The theme, for Diana West, is clear. American leaders should be accountable to the American people. The proper patriotism of an American is not planetary patriotism. It is American patriotism. Globalists are annoyed by American patriotism, to be sure. They want to phase out the nation state. After all, nationalism causes wars and borders are inherently racist. But then, without a country that people can identify with, how will society be defended? Can the European Union defend Europe? Who is ready to lay down his life for the European Union? Since when has there been such a thing as “European patriotism”? Such conglomerates as the EU are too large, too detached, too abstract. People will not fight for conglomerates. How is Europe defended, then? The national armies of NATO’s members.
West believes we are extremely far along on “the continuum between nation-state and global-system-region.” The most revolutionary thing Donald Trump advocates, according to West, was explained by Trump, who vowed that, “We will no longer surrender this country or its people to the false Gods of globalism. The nation state remains the true foundation of happiness and harmony.”
Humans are born into specific ethnic groups, speaking the language of their tribe. To erase the tribe, or mix those tribes indiscriminately together, puts a country at risk for civil war. Globalists, then, are people who want to erase borders and destroy (especially) the most powerful tribe on the planet. And that tribe is America. It is shameful that we have forgotten these small truths, which have been kicked aside in favor of grandiose global ideals. It is in this context that West lays out the importance of Donald Trump.
As Diana West has elsewhere explained, we have not come to terms with the legacy of the Second World War. And we have not properly understood the Cold War. It should be no surprise that we are in a difficult situation today, with riots in California where the multicultural experiment has reached an advanced state. We have given priority, wrote West, to global interests rather than American interests. The result has been an erosion of American culture. The entire professional class of politicians, journalists, and academics think that American interests are one and the same as global interests. In a sense, we have been infiltrated by globalism even more than we have been infiltrated by communism. And here we find double trouble. According to West,
“When we couple this globalist infiltration and influence with the fact that the nation-state and its sovereignty, particularly our nation-state and our sovereignty, are the greatest obstacles to the continued spread of Marxism-Leninism and its multitudinous offshoots, it seems logical to study, to wonder about, the impact of the ideological war waged by Marxists on the American mindset.”
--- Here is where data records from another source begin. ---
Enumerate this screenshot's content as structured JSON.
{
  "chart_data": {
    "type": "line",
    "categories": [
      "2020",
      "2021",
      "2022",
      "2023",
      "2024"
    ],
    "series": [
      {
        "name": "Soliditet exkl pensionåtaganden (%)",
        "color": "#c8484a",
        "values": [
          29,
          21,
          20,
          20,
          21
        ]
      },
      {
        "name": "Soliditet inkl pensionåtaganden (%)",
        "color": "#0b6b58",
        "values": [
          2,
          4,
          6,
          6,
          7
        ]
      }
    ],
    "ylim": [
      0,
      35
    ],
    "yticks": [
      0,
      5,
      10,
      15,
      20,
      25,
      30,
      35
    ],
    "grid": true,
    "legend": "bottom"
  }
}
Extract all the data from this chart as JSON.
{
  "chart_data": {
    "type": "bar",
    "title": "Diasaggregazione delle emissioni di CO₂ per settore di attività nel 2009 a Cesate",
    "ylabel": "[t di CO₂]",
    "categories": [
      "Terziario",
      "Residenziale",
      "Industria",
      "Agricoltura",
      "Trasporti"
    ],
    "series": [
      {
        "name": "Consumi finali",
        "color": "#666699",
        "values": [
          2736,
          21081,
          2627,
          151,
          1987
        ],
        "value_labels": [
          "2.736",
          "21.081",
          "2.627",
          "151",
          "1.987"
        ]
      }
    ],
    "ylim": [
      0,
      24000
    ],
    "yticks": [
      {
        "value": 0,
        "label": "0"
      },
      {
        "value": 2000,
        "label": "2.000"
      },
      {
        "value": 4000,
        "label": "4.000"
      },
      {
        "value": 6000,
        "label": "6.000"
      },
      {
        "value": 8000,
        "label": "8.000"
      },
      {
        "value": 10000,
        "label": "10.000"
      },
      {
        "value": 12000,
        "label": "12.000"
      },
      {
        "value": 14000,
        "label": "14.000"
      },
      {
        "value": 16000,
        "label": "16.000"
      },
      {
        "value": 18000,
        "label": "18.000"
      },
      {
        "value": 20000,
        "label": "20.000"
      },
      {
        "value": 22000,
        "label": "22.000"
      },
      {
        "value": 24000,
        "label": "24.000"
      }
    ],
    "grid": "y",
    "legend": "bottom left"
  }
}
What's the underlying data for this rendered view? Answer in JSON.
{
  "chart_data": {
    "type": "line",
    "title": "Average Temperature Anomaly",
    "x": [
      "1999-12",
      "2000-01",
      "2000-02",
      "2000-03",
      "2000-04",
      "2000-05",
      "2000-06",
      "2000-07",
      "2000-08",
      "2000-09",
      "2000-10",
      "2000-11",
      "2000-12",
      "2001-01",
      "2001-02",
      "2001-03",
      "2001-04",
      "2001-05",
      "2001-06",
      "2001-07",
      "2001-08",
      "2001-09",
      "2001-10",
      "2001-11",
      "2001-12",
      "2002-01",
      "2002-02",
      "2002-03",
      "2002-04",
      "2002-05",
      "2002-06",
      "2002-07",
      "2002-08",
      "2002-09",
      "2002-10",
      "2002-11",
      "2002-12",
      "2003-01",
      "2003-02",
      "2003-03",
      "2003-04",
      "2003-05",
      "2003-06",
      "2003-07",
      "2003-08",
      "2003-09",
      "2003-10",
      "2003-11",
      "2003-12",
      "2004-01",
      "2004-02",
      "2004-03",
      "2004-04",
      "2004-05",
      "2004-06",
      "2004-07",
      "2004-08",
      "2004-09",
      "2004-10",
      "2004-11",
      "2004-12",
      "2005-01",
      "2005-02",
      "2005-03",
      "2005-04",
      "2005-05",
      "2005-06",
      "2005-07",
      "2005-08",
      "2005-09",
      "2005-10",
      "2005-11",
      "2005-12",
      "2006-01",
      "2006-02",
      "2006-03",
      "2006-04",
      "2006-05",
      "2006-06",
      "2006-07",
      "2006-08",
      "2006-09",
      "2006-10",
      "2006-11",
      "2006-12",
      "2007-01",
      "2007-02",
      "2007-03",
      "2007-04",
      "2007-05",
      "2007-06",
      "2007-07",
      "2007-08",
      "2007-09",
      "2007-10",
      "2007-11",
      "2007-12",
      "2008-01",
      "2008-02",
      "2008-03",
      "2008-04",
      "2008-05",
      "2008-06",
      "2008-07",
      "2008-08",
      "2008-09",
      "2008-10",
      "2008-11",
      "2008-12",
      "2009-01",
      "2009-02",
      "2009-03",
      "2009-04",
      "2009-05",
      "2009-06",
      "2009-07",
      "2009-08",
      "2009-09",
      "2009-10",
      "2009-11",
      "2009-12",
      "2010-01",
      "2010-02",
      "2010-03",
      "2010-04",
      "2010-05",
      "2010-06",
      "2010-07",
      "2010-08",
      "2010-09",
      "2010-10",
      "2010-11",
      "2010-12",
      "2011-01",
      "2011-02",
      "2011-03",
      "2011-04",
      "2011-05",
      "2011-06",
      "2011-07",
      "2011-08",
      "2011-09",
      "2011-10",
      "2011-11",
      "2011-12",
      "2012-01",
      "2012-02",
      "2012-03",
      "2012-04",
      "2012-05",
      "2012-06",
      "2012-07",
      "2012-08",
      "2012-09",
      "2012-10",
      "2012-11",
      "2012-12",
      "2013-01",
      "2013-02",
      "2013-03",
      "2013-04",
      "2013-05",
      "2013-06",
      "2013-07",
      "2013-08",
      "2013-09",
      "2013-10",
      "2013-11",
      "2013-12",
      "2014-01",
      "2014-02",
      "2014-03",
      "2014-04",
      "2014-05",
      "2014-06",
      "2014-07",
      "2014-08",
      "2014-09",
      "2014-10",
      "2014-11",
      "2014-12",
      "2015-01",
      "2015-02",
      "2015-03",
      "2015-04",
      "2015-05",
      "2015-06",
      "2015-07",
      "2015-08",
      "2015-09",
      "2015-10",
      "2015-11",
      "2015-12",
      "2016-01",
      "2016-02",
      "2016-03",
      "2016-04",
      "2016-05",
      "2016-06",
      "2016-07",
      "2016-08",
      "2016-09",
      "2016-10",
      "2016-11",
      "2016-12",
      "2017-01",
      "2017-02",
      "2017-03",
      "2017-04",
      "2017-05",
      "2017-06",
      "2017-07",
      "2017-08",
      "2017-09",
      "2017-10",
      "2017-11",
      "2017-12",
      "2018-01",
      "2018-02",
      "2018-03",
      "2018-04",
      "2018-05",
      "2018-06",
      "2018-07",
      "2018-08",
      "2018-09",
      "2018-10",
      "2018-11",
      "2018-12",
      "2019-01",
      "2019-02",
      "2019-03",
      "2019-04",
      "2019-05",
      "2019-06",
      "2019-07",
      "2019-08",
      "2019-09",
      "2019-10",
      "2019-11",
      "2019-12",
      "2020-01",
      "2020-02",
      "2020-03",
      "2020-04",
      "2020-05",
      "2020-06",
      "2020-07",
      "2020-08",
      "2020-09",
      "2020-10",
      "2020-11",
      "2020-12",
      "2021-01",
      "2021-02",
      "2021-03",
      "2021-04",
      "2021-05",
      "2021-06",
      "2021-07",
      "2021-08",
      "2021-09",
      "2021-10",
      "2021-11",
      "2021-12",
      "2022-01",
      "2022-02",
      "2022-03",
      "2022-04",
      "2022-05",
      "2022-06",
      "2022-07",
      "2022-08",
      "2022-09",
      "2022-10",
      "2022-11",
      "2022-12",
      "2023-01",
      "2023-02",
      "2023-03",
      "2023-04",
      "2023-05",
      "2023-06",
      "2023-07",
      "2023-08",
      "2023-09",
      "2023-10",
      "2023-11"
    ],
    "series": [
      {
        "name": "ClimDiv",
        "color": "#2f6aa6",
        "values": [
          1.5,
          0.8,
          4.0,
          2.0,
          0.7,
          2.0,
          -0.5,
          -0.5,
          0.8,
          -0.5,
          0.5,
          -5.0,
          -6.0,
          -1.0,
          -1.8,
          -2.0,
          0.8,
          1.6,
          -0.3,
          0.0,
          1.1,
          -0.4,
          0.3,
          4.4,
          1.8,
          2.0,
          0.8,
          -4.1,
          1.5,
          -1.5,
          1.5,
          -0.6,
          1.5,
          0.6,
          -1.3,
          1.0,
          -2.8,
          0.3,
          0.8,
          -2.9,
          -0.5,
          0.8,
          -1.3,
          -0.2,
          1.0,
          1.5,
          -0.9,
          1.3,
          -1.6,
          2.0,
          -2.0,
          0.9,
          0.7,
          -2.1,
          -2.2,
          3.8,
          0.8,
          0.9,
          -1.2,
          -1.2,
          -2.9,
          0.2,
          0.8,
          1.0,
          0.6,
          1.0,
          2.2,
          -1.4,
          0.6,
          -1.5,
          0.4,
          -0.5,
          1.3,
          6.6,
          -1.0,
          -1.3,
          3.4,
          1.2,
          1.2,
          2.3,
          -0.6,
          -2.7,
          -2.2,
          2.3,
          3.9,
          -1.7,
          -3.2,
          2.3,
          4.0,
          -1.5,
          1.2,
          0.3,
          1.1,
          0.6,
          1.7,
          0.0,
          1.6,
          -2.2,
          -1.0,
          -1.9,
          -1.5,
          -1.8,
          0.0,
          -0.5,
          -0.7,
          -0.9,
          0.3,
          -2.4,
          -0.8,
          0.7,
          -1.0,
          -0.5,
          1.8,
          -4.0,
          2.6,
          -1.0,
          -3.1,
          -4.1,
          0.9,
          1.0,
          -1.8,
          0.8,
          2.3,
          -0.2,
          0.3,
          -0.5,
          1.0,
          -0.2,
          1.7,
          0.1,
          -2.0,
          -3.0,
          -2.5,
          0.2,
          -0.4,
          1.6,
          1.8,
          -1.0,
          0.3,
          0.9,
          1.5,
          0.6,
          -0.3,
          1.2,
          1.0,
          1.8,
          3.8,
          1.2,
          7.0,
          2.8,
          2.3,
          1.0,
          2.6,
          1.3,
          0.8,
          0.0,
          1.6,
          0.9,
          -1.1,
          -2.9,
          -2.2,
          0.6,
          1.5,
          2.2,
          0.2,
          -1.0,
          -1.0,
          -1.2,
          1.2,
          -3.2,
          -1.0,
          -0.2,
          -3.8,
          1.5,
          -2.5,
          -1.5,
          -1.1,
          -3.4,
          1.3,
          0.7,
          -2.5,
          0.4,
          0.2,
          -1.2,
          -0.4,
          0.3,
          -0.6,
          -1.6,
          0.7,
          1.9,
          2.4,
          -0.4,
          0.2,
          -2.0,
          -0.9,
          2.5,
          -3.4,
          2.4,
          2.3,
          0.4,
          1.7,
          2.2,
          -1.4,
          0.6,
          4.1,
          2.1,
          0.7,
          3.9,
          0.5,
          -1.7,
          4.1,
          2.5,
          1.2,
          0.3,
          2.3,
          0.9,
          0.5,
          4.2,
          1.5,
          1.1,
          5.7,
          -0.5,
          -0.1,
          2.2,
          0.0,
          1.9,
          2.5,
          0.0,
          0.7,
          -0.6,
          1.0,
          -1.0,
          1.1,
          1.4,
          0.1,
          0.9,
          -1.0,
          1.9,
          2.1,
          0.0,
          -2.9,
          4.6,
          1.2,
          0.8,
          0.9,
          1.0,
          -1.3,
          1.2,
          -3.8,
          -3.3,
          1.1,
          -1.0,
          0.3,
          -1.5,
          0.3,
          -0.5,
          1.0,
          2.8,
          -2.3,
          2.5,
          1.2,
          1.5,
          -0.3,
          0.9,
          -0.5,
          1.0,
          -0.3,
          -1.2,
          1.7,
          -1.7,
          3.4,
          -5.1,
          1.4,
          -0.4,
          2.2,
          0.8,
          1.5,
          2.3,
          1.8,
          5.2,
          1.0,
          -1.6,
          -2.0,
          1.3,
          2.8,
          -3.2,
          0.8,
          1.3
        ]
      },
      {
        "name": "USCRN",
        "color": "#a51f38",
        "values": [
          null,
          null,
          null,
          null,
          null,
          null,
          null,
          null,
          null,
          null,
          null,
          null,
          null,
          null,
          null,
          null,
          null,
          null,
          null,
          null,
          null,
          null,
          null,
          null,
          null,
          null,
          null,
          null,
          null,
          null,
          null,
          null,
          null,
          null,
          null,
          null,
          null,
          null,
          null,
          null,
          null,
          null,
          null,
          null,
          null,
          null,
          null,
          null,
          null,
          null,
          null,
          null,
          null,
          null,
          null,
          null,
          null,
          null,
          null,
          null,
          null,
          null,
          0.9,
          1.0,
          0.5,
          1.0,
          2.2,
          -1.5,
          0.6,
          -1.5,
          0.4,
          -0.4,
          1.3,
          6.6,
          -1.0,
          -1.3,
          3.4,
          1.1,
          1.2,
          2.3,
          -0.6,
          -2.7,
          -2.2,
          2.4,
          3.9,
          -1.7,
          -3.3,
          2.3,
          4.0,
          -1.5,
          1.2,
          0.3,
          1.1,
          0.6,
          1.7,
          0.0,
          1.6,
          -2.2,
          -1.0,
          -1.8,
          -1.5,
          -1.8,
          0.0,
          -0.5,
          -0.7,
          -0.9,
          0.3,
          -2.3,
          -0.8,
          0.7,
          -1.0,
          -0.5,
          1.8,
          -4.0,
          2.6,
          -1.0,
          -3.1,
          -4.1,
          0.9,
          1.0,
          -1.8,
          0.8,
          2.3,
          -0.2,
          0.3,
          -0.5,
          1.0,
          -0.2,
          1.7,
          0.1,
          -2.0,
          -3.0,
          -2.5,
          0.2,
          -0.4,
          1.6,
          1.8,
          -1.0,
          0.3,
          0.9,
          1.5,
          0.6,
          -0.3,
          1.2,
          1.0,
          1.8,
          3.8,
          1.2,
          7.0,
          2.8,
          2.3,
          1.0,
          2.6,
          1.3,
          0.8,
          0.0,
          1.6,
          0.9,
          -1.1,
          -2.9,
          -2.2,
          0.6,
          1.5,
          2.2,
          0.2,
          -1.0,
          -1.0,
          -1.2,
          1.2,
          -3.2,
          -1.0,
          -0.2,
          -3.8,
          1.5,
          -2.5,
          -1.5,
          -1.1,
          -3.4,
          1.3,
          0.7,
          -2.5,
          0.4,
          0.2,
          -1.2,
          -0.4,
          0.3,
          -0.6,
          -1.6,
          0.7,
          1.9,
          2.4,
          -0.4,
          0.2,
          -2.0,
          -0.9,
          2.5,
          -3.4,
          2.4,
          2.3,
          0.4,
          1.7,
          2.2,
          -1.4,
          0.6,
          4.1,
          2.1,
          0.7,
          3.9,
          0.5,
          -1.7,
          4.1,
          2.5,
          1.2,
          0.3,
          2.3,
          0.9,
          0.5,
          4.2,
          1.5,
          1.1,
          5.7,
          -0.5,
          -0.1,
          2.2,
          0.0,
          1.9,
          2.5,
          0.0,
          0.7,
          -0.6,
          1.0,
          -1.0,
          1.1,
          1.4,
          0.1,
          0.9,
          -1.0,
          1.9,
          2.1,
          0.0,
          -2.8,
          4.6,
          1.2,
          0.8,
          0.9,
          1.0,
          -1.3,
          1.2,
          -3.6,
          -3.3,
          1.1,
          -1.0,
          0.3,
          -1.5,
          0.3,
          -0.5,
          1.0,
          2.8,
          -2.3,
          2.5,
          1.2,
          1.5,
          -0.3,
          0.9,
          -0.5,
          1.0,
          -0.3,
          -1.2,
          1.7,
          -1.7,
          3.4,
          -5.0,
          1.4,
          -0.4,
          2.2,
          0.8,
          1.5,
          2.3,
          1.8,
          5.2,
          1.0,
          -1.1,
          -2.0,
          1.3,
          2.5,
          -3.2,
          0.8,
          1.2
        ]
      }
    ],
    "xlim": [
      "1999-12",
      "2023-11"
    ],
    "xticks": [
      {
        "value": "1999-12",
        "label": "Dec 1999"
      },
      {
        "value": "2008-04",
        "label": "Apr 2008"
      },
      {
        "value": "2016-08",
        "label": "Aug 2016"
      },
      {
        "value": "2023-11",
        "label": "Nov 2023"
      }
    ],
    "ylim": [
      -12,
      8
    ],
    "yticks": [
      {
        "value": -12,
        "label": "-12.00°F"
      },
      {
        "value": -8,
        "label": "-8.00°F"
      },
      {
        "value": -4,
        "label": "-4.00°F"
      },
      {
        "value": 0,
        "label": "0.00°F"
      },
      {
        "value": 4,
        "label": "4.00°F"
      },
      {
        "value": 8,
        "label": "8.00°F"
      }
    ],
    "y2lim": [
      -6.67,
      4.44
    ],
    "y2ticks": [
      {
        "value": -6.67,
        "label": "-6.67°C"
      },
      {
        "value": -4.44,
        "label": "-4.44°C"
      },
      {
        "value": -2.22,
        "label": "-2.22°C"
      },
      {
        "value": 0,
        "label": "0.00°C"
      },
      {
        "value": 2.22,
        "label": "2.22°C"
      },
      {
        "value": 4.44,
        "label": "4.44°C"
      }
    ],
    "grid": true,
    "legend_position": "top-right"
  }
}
Diana West’s book, Wake Up and Smell the Culture, contains essential insights for our time. But more than that, West raises questions most writers are afraid to touch. She even repeats questions terrifying for the mainstream media – like Susan Sandler’s disturbing email to John Podesta where we read the most curious paragraph of the 2016 election season: “The realtor found a handkerchief. I think it has a map that seems pizza-related. Is it yours?”
West is fearless when presenting the niggling questions of yesteryear. Those who write about current events have an obligation to confront corrupt and wicked leaders. Otherwise, how will we keep our freedom? West reminds us that radical transparency “was once journalism’s ideal,” just as America First used to be common sense.